Mais le motif le plus évident est certainement l'idée de voyage de conquête inter-galaxique menée par une expédition militaro-scientifique dans une planète lointaine appelé Pandora synonyme d'Eldorado. Là encore, l'idée est très simple comme en on a vu beaucoup : les militaires sont les méchants, les scientifiques sont les bons ainsi que tous ces êtres magiques qui sont les habitant de cette planète. Alors que les hommes de science, menés par une excellente Sigourney Weaver dans le rôle de Dr. Grace Augustine, cherchent à rentrer en communication avec les Na'vi sauvages (Natives, "indigènes" en anglais) et trouver une solution diplomatique, les militaires pensent bombardements et extermination. Ces derniers n'ont qu'un objectif : l'exploitation des minéraux abondant susceptibles de résoudre la crise énergétique à laquelle la Terre est confrontée. C'est dans l'air du temps… rien de nouveau.

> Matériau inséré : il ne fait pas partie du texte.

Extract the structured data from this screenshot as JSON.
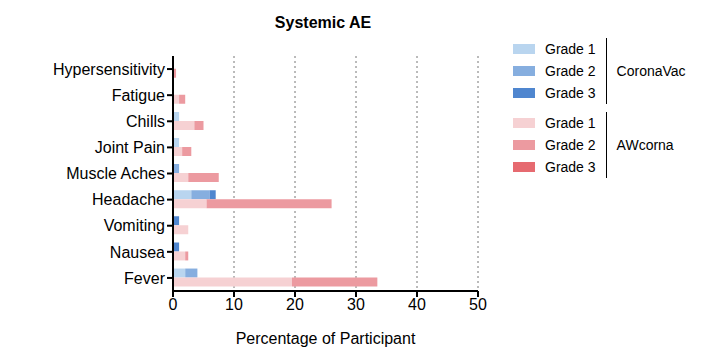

Ce côté naïf ne pouvait que trouver une traduction dans la magie. James Cameron est allé le chercher dans le fond féerique. La bataille - entre d'une part les méchants militaires irrationnels et sans âme, et d'une autre part, les Aliens, les bons enfants de la nature et les hommes de science et du savoir - se résout grâce à une intervention divine de mère Nature suite à un moment de recueillement du Marine Jake Sully, alias Sam Worthington. Instant pendant lequel il est rentré en communion mystique avec le Monde-Nature après avoir été initié à ne le nommer que "chez soi" ou en anglais "Home". Finalement, Jake rentre définitivement dans la peau du mythique protecteur de cette population des Omaticaya et chasse les conquérants des terres de Pandora.

La fin en conte de fée renoue avec les émotions recherchées et provoquées par la technologie. Comme le récit féerique, la 3D transporte le spectateur en dehors de la réalité concrète. L'effet extraordinaire de l'image, la musique envoûtante et le travail extrêmement minutieux du son mis à part, le récit risque d'être d'un grand ennui. L'image extrêmement sophistiqué additionnée aux schèmes sensori-moteurs hérités du patrimoine narratif agissent sur les sens et sur l'esprit jusqu'au désarmement totale du spectateur. Le résultat final est une adhésion finale à un monde de mensonge réel. On est pris au piège matérialisé par ces lunettes bizarres qu'on délivre à l'entrée de la salle pour pouvoir apprécié la 3D à son juste effet.

Drôle d'effet que de sentir qu'on se laisse volontiers prendre par le piège, plus encore on met beaucoup d'énergie pour avoir l'une des dernières places qui restent dans la salle. En ce début d'année, le film fait salle pleine presque partout. Jusqu'où ira-t-on dans la recherche de cette prise sur le spectateur ? Et à quel prix ? Ce film est l'exemple typique de la machine encore plus gigantesque et qui est de plus en plus sophistiquée pour contrôler nos esprits et réduire le fonctionnement de la pensée au jeu vidéo. Dès lors, le prix vaut plus que le budget de ce film où finalement, il y a moins de place pour Nintendo que pour le cinéma.

On parlera certainement longtemps de ce film dans l'histoire de la consommation, mais très peu dans celle de l'art comme une œuvre d'art.